I can't be arsed to create an account on a third party 'bug bounty' site, or to waste time guessing email addresses, or to download a security.txt file I've never heard of. Sorry. Their loss, not mine. If they make it hard for me to help them, they can't be too surprised when I give up trying.
Ya I hope people are not putting any sensitive information when using Chat GPT. Anything that can get stolen will get stolen. Just a matter of when not if. On device LLMs with no network transmissions are the only way to keep things safe if you really care.
> Ya I hope people are not putting any sensitive information when using Chat GPT.
The ship has sailed, OpenAI wants you to put everything in their system. It makes them more valuable. They know there is no repercussions because their base will blindly advocate for them regardless under the guise of “the best llm”.
Post headline has been editorialised yet still terrible clickbait.
> OpenAI’s internal messaging systems early last year, stealing details of how OpenAI's technologies work from employees. Although the hacker did not access the systems housing key AI technologies, […]
Enough said. It’s completely normal to not disclose a breach if there’s no proof or great likelihood that customers were implicated.
A poorly written article regurgitating the NYT story with uninformed alarmist shitty podcast tier ‘analysis’.
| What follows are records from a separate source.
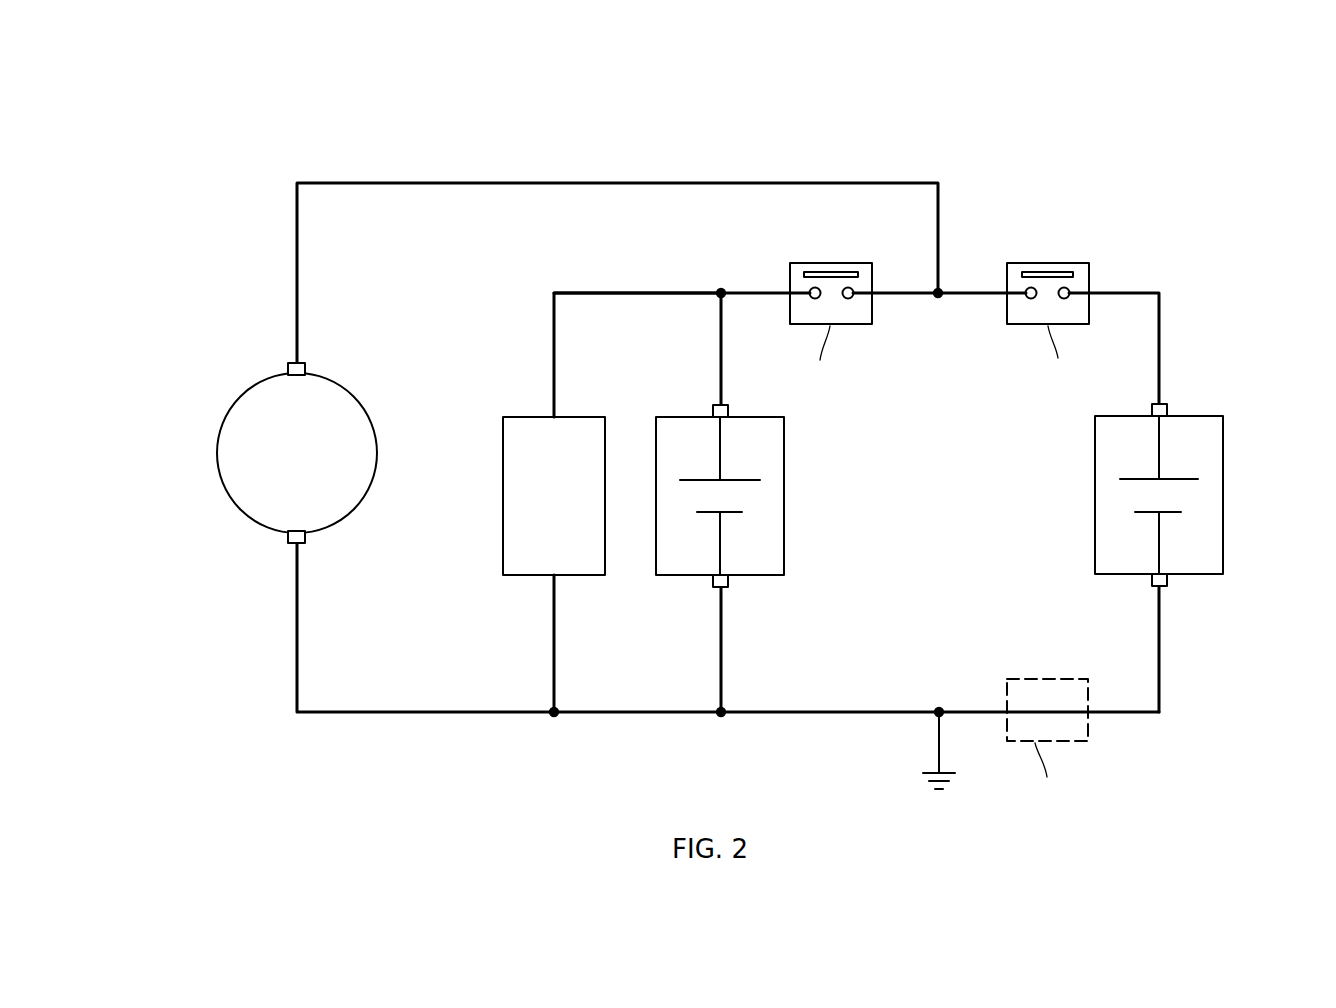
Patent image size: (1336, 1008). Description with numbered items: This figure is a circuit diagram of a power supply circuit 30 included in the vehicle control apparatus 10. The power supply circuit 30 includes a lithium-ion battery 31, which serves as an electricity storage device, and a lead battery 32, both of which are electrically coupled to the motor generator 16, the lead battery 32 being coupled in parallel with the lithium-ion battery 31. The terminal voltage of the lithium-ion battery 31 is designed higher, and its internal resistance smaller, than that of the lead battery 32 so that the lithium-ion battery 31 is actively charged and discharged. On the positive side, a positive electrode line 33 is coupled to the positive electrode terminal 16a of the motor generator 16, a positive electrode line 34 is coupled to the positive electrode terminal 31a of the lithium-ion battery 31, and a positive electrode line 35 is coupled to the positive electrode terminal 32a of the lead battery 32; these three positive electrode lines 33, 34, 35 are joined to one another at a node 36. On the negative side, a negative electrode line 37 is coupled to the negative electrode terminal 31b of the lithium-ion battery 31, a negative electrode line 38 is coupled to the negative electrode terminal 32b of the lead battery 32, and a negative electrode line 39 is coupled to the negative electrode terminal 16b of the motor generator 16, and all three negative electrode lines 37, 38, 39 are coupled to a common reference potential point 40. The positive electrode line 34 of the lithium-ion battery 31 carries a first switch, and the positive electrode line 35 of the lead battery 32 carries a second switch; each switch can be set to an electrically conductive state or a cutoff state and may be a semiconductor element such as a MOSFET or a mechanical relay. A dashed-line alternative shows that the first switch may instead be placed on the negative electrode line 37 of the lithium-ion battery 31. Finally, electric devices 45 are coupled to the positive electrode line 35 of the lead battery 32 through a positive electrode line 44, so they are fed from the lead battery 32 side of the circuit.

The vehicle control apparatus 10 is at (200, 113).
The power supply circuit 30 is at (243, 188).
The motor generator 16 is at (373, 427).
The positive electrode terminal 16a is at (293, 362).
The negative electrode terminal 16b is at (293, 545).
The lithium-ion battery 31 is at (1223, 495).
The positive electrode terminal 31a is at (1167, 410).
The negative electrode terminal 31b is at (1167, 582).
The lead battery 32 is at (785, 495).
The positive electrode terminal 32a is at (713, 403).
The negative electrode terminal 32b is at (712, 583).
The positive electrode line 33 is at (573, 182).
The positive electrode line 34 is at (970, 290).
The positive electrode line 35 is at (755, 292).
The node 36 is at (938, 300).
The negative electrode line 37 is at (1113, 708).
The negative electrode line 38 is at (722, 645).
The negative electrode line 39 is at (295, 670).
The reference potential point 40 is at (937, 714).
The positive electrode line 44 is at (617, 292).
The electric devices 45 is at (503, 497).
Sounds like they got access to email and Slack; that’s the gateway to a lot of other things. Fact is, OpenAI was booming at the time of this hack and they had every incentive to play down the severity internally. The hackers may not have gotten access to the “systems housing key technologies”, ie no SSH access to the production VMs (although I’m not sure I would trust that OpenAI’s auditing of such access was foolproof) but that doesn’t mean they couldn’t have done a lot of other damage, gathered all sorts of source code and secrets, or put a backdoor in somewhere. All in all, given the claims they are making and the level of trust they demand from their customers, they ought to have been far more open at the time.
> It’s completely normal to not disclose a breach if there’s no proof or great likelihood that customers were implicated.
A bit more complicated than that for public companies. But OpenAI is private, so yeah, they most likely don't have to. It's still an interesting scoop for a journalist, though.
Do not waste your energy thinking that companies like this will be “consistently candid”. That’s not what they’re here for, and it’s clear from other events in their history that they have no interest in this.
> OpenAI's systems, where the company keeps its training data, algorithms, results, and customer data, were not compromised
Article just rambles about some unnamed uninformed AI-phobes being concerned about US national security in relation to China because of some unknown OpenAI internal information that might have leaked.
The usual is that if there's no logs saying something bad actually happened, there's certainly nothing to say that it did, even though some terribly guessable credentials were used for ages on something publicly exposed. I know, they know, but told in no uncertain terms to drop it.
Nothing to see here, move along. Work to be done, money to be made.